Whilst never perfect and with a record of getting himself into a bit of trouble when he was a teen, Buffett has always been known for his integrity almost as much as he is known for his wealth. There are numerous examples of this across Buffett’s long life and career. When in the late 1960’s he was investing money for some family, friends and acquaintances, and despite achieving exceptional results, he decided to close his investment business and give investors their money back because he felt the stock market was too expensive and his style of investing had fallen out of favour.
Buffett tells his employees to act so that they wouldn’t be embarrassed if they saw their actions written up by a reporter in their local newspaper for all to see. Today, you might substitute “newspaper” for Facebook, Instagram, or Snapchat. In Berkshire’s 1990 Letter to Shareholders, Buffett wrote, “We will behave exactly as promised, both because we have so promised, and because we need to in order to achieve the best business results.” That is, behaving with integrity isn’t only the right thing to do morally, it makes for good business.
Buffett called out this belief very forcefully in the 1990s when traders at one of his investments, Salomon Brothers, was failing after some of the investment bank’s biggest traders broke some securities laws. Buffett agreed to step in and run the firm to try to prevent it from going under. He was asked to testify before US Congress, which was conducting a hearing on the trading scandal. In his opening remarks, Buffett uttered one of his most famous phrases, “Lose money for the firm and I will be understanding. Lose a shred of reputation for the firm and I will be ruthless.”
And finally, philanthropy and giving back to society. It’s well known that Buffett donates 99% of his money to philanthropic organisations, which proves that his quest to become the richest person in the world was about the love of his work and not about the money.

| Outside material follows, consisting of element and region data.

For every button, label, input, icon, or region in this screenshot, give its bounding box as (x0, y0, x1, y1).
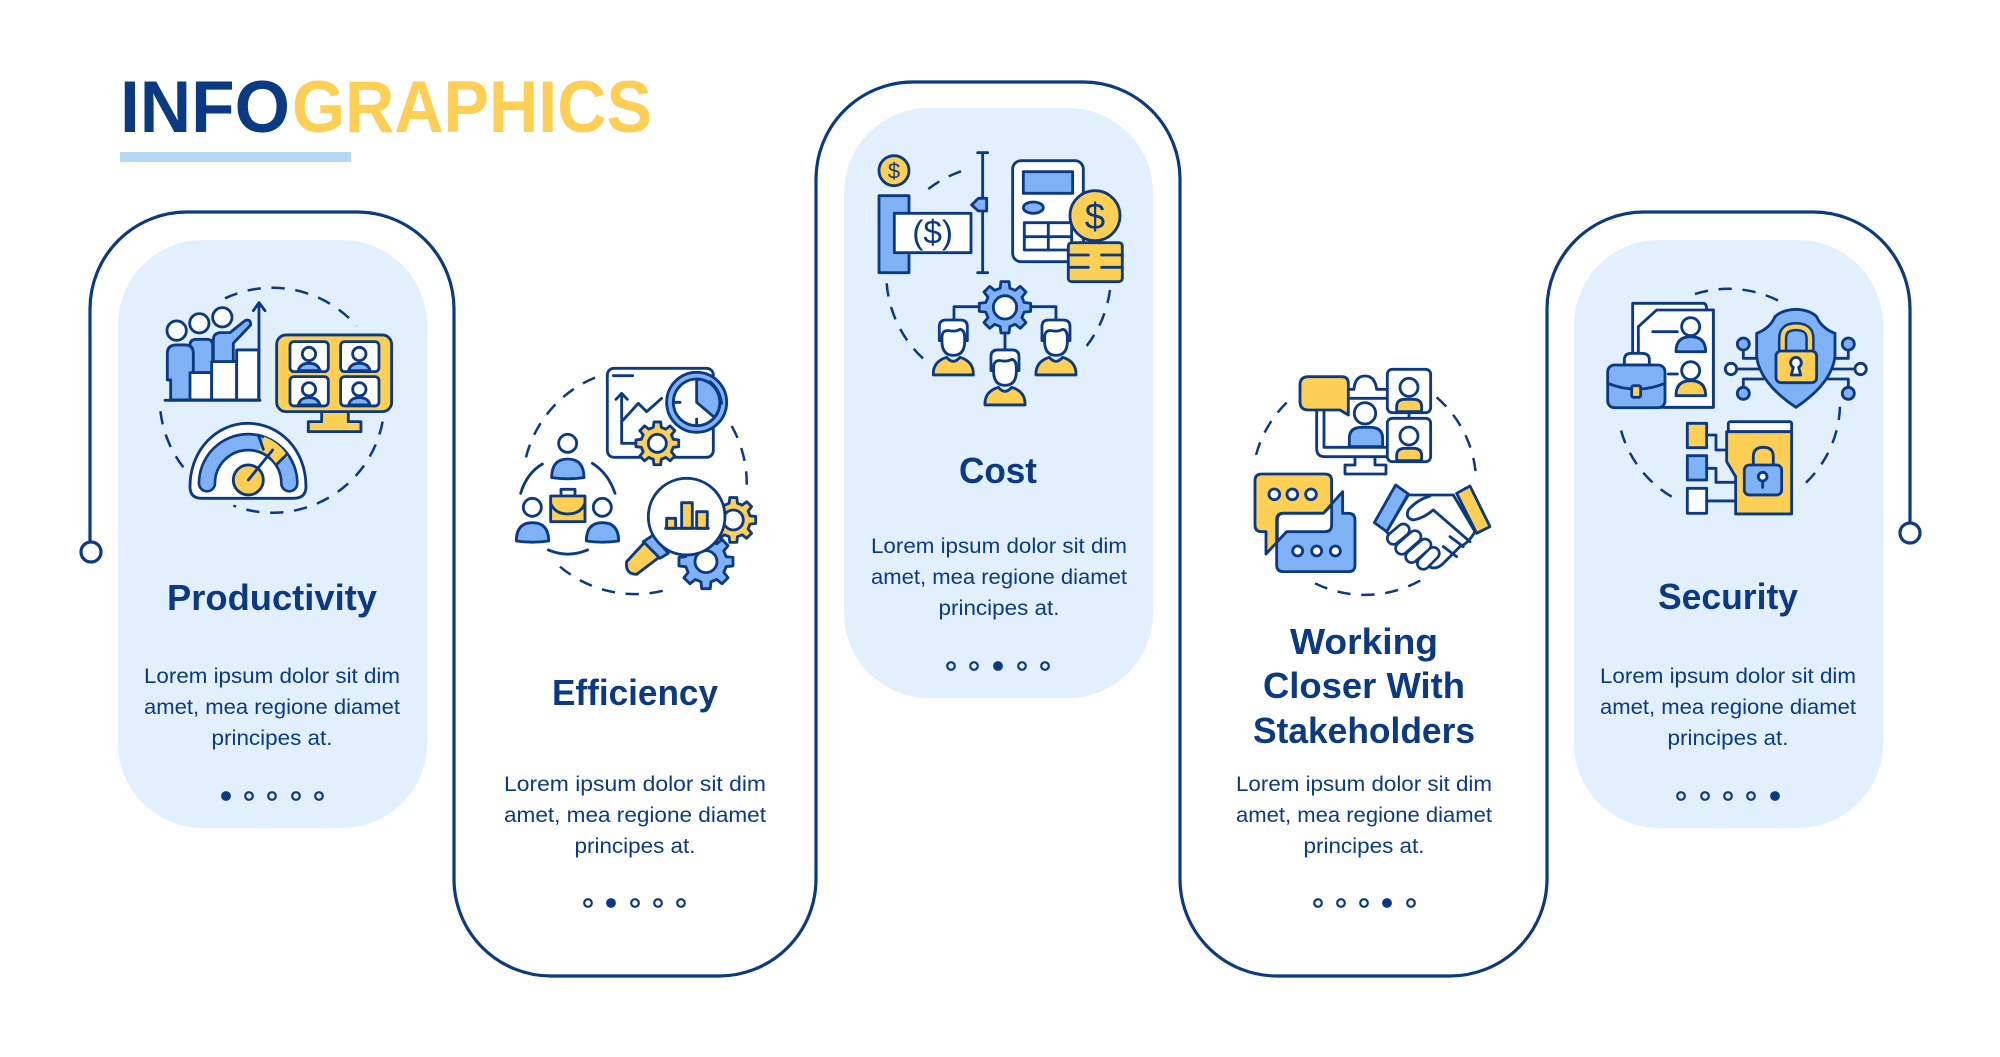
heading: working closer with stakeholders: Working (1290, 621, 1438, 662)
pagination dots: security (1677, 792, 1779, 800)
text block: stakeholders: Lorem ipsum dolor sit dim (1236, 773, 1492, 796)
heading: working closer with stakeholders: Closer With (1263, 665, 1465, 706)
icon: cost (879, 153, 1122, 405)
text block: security: amet, mea regione diamet (1600, 696, 1856, 719)
icon: stakeholders (1255, 369, 1490, 595)
text block: productivity: principes at. (212, 727, 332, 750)
panel: cost (871, 153, 1127, 670)
heading: cost: Cost (959, 450, 1037, 491)
text block: efficiency: Lorem ipsum dolor sit dim (504, 773, 766, 796)
light panel backgrounds (118, 108, 1883, 828)
icon: productivity (160, 288, 392, 513)
text block: stakeholders: amet, mea regione diamet (1236, 804, 1492, 827)
heading: security: Security (1658, 576, 1798, 617)
text block: efficiency: principes at. (574, 835, 696, 858)
pagination dots: stakeholders (1314, 899, 1415, 907)
text block: stakeholders: principes at. (1304, 835, 1424, 858)
connector outline running through all panels (81, 82, 1920, 976)
text block: cost (871, 535, 1127, 620)
icon: efficiency (516, 368, 756, 594)
title (120, 67, 652, 162)
pagination dots: cost (947, 662, 1049, 670)
icon: cost: $ (888, 159, 900, 184)
text block: productivity (144, 665, 400, 750)
heading: productivity: Productivity (167, 577, 377, 618)
text block: security: principes at. (1668, 727, 1788, 750)
panel: working closer with stakeholders (1236, 369, 1492, 907)
title: GRAPHICS (292, 67, 652, 148)
text block: cost: principes at. (938, 597, 1060, 620)
heading: efficiency: Efficiency (552, 672, 718, 713)
heading: working closer with stakeholders: Stakeholders (1253, 710, 1475, 751)
icon: security (1608, 289, 1866, 514)
text block: cost: amet, mea regione diamet (871, 566, 1127, 589)
text block: stakeholders (1236, 773, 1492, 858)
panel: security (1600, 289, 1866, 800)
heading: working closer with stakeholders (1253, 621, 1475, 751)
text block: efficiency (504, 773, 766, 858)
pagination dots: productivity (222, 792, 323, 800)
text block: security: Lorem ipsum dolor sit dim (1600, 665, 1856, 688)
text block: productivity: amet, mea regione diamet (144, 696, 400, 719)
text block: efficiency: amet, mea regione diamet (504, 804, 766, 827)
icon: cost: $ (1085, 196, 1105, 237)
pagination dots: efficiency (584, 899, 685, 907)
icon: cost: ($) (912, 214, 953, 251)
text block: cost: Lorem ipsum dolor sit dim (871, 535, 1127, 558)
title: INFO (120, 67, 290, 148)
text block: productivity: Lorem ipsum dolor sit dim (144, 665, 400, 688)
panel: productivity (144, 288, 400, 800)
text block: security (1600, 665, 1856, 750)
panel: efficiency (504, 368, 766, 907)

It’s fair to imagine that in a generation or two from now, people may remember him more for his philanthropic work than for his investment prowess. The point is Buffett didn’t become rich to purchase a lot of bling. That’s not how he rolls. He said, “If you’re in the luckiest 1% of humanity, you owe it to the rest of humanity to think about the other 99%.”
Giving back to society seems a very good way to end our summary of some of the key lessons we can learn from “the Sage of Omaha”.